Прошагав с час, он обостренным зрением различил в рассеянном свете луны небольшие глиняные холмика. Это были колодцы пустыни.
Вот он, ориентир! Значит, клинок не лгал, его тайнопись оказалась верной. Сбываются мечты бессонных ночей, голодных дней.
Местность эту издавна называли урочище Кок-Ит, что в переводе означало — урочище Серая собака.
Наруз Ахмед почти побежал к колодцам, расположенным звездой примерно в сто метров диаметром.
Теперь предстояла задача более трудная: надо обнаружить второй ориентир, решающий. Только найдя его, можно добраться до тайника.
Наруз Ахмед тревожно и внимательно осмотрел местность. Да, второй ориентир отыскать не так легко. Это всего-навсего кусок рельса четырех аршин длиной. Половина его загнана в песок, а другая должна торчать на поверхности. Но рельса не видно. Его могли вытащить и увезти, или, быть может, замело песком — и тогда крах всем надеждам.
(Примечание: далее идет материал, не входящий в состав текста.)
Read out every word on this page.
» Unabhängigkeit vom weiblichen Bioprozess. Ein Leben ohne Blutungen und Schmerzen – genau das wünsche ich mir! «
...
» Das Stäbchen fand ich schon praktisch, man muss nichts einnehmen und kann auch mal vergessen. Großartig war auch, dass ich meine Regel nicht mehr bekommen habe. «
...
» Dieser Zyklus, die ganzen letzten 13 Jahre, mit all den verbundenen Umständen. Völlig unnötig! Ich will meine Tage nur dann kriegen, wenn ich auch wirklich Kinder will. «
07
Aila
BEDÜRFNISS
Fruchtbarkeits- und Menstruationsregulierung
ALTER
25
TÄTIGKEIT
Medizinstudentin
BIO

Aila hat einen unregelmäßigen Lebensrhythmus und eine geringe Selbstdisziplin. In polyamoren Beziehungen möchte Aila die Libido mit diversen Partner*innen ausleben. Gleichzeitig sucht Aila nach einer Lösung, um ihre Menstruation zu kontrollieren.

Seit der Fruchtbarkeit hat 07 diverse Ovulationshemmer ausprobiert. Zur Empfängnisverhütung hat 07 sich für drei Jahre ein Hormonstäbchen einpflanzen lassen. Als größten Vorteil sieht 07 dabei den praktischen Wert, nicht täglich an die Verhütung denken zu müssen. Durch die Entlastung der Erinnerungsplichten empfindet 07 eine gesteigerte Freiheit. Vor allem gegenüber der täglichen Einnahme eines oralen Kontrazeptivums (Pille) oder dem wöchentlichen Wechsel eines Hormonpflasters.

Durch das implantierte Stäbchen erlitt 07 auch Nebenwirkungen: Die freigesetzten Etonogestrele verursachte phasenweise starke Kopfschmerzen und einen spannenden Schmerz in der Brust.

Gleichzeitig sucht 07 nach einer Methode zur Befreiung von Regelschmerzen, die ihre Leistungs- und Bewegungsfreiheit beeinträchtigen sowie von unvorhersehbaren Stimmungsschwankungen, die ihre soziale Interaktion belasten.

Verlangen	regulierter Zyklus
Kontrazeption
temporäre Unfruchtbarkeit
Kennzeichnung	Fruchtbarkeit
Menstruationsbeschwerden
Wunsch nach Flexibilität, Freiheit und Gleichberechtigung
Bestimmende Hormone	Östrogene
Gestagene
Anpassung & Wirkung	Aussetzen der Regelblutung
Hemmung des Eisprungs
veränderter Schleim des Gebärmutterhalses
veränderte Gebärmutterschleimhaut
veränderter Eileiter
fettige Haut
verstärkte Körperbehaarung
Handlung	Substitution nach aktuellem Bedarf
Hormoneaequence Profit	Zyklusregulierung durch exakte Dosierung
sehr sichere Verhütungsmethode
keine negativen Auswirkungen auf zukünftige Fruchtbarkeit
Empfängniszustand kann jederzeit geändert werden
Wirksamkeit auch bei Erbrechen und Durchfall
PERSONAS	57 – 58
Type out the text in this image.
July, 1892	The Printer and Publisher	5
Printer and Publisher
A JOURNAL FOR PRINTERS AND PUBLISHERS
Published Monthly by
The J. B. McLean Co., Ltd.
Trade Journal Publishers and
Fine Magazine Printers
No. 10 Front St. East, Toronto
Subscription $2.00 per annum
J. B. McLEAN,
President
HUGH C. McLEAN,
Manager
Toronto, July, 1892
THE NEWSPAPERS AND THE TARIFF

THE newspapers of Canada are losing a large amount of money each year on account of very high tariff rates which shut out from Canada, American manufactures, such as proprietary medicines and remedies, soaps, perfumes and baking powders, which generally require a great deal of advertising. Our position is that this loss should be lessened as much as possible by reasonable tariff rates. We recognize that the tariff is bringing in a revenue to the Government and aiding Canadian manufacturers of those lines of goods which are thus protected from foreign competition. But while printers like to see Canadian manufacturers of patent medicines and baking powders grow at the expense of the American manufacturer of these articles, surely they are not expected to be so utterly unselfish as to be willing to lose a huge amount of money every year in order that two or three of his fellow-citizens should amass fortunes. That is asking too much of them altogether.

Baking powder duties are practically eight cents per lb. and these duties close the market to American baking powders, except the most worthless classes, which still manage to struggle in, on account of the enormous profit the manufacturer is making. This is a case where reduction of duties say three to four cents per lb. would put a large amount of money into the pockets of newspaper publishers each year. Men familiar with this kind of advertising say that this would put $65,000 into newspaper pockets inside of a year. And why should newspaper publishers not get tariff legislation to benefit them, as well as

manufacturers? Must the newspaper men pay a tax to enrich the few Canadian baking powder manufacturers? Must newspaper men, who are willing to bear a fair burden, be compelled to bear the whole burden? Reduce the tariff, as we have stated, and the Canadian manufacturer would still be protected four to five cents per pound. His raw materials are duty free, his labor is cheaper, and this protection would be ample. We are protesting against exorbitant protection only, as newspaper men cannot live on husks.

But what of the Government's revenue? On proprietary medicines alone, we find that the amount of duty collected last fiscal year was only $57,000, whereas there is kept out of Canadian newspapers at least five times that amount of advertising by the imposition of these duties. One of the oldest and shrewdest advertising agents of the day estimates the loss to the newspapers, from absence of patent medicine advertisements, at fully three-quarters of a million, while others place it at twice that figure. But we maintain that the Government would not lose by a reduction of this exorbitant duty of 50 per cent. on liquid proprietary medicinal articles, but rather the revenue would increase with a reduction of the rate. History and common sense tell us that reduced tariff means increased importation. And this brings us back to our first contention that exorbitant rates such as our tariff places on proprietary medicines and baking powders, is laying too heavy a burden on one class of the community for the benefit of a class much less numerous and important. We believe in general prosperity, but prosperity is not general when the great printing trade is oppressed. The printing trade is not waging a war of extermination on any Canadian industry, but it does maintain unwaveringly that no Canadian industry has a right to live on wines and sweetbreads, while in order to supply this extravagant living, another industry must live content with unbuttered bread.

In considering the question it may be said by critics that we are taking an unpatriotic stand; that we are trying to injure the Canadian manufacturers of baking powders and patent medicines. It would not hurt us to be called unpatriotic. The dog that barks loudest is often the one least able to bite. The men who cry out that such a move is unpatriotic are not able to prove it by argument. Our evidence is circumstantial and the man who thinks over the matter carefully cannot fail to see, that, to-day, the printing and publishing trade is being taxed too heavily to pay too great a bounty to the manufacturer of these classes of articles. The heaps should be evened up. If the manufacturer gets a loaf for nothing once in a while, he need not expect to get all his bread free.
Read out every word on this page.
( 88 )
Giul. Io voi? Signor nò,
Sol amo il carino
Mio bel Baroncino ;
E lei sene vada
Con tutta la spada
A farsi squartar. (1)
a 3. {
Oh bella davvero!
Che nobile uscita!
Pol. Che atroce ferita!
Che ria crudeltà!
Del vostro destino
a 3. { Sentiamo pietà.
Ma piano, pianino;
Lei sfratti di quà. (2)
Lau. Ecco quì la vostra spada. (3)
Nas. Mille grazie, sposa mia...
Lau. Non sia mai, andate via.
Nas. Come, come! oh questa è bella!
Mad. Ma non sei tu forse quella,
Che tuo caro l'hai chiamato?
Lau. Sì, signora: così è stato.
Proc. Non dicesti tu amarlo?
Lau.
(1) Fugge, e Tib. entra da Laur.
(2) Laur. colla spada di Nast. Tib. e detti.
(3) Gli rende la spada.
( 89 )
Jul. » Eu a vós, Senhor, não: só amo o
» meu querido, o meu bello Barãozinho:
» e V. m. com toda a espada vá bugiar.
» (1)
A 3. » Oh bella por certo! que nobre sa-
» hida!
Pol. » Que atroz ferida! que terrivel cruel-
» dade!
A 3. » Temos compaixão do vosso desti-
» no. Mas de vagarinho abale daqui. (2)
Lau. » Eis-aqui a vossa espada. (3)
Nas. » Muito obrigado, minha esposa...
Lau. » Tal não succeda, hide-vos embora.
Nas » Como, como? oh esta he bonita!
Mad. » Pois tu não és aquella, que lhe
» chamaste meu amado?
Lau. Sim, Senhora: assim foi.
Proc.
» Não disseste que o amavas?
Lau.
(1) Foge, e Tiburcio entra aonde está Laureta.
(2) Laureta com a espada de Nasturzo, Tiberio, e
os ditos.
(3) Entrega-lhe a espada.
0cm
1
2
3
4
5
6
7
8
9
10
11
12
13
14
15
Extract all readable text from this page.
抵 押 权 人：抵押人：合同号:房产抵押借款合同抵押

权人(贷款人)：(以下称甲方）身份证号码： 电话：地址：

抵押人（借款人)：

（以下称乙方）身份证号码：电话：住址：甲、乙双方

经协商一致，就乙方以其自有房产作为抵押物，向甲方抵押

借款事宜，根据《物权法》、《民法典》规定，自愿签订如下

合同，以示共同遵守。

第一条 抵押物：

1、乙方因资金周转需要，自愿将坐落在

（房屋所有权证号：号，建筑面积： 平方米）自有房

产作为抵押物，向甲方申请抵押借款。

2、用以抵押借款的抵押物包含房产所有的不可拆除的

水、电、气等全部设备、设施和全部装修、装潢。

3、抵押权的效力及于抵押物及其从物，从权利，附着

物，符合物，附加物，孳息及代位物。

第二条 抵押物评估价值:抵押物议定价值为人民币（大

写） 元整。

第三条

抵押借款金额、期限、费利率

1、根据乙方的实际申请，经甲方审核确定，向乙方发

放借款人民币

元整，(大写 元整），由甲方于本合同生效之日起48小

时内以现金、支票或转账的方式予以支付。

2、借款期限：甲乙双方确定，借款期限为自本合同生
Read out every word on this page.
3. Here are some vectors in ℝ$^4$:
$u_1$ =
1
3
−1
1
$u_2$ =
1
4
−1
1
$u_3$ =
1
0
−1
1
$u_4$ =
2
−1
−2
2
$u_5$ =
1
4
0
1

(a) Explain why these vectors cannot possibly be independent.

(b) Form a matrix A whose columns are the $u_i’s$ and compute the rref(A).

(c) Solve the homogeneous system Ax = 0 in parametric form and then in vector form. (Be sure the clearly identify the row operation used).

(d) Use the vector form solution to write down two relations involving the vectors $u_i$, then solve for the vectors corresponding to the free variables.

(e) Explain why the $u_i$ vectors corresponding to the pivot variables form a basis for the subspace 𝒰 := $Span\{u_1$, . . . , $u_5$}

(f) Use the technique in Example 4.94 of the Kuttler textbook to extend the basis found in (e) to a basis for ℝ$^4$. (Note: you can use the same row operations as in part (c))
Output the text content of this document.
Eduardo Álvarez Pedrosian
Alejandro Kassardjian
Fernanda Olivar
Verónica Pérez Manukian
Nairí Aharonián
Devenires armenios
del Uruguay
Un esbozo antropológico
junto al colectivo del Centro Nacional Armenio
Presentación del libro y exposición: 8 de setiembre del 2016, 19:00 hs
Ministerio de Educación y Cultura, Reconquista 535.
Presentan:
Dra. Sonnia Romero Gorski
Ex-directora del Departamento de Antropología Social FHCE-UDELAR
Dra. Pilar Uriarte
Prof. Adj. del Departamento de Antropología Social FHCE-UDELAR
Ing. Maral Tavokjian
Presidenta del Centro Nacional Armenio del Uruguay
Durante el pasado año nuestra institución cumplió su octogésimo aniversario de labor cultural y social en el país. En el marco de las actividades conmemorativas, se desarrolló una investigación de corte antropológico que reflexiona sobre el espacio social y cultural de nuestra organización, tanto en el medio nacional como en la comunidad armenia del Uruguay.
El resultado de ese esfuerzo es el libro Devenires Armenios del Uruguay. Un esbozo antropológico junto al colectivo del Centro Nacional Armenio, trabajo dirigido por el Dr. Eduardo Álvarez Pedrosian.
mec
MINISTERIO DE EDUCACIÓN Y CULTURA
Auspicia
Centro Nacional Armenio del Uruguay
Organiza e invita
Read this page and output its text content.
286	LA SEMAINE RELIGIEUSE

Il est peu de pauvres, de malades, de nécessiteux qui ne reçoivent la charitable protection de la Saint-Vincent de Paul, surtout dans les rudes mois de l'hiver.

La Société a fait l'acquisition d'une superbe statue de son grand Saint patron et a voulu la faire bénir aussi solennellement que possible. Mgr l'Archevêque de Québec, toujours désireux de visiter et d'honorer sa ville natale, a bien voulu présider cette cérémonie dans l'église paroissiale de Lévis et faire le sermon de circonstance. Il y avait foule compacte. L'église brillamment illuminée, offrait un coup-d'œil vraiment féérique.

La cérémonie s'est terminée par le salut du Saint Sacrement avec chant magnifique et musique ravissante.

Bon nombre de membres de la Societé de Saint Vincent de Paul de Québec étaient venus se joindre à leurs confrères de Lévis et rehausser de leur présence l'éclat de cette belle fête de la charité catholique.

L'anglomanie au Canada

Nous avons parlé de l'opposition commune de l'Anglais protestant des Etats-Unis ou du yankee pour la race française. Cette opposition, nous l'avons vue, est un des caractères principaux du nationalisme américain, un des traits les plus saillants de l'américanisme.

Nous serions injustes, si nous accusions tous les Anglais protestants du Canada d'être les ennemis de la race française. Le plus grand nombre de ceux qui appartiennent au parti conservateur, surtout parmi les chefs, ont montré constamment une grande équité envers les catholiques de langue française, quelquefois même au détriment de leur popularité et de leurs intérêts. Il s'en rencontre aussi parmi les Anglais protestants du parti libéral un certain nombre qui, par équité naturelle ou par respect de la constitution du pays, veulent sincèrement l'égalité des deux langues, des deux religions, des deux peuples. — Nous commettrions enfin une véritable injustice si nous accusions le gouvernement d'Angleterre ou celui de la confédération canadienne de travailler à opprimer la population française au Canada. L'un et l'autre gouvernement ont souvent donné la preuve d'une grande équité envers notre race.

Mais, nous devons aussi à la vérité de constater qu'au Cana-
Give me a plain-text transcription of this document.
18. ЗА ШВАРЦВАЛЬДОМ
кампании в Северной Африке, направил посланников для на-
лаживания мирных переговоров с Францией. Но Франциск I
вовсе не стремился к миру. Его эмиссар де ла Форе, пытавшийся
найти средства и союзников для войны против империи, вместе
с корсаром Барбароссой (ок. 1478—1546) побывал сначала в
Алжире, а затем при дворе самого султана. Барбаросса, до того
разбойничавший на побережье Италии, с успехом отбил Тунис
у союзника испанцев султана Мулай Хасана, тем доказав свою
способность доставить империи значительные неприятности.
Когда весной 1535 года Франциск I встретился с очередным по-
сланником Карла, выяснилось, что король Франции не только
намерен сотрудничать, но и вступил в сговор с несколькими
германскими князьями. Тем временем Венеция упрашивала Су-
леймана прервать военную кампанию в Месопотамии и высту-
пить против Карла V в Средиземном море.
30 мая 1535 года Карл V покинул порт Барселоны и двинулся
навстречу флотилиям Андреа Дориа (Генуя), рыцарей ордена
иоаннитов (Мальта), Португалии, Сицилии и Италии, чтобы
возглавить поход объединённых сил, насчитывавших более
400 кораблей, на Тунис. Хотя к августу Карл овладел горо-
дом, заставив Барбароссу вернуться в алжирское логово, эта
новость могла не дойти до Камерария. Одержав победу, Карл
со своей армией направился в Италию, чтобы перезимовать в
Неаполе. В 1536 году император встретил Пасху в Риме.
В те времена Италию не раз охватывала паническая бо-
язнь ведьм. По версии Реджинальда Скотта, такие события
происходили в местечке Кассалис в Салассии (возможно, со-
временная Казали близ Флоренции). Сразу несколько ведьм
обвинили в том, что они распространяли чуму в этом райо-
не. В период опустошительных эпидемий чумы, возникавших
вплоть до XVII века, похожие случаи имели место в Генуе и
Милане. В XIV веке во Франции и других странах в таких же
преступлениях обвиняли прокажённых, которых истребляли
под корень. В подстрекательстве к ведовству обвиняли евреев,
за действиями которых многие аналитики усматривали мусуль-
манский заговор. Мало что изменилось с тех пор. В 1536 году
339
Наруз Ахмед обошел все семь колодцев, как голодный волк вокруг кошары, озираясь, подгибая почему-то колени и втянув голову в плечи. Его серая тень причудливо металась по песку, то замирая, то снова двигаясь вперед. Он сделал второй, потом третий круг — и все безрезультатно. Тогда Наруз совсем низко пригнулся и принялся исследовать каждую пядь земли в пределах десяти шагов от колодцев. Временами он опускался на четвереньки и тогда впрямь становился похожим на большого шакала. Казалось, вот-вот он поднимет лицо к бесстрастному ночному светилу и завоет.
Лишь к часу ночи, когда были проверены и ощупаны все песчаные уголочки вокруг каждого колодца и когда отчаяние готово было овладеть им, Наруз наткнулся на железный шпынек, торчавший из песка в таком месте, что нельзя было и предположить найти его. Почти весь рельс ушел в песок. На поверхности маленького барханчика оставался лишь верхний конец, сантиметров двадцать. Еще год-два — и он исчез бы.
Наруз Ахмед сообразил, почему он так долго не мог отыскать этот проклятый рельс: он искал его в пределах десяти шагов от колодцев, ориентир же торчал в двадцати пяти шагах.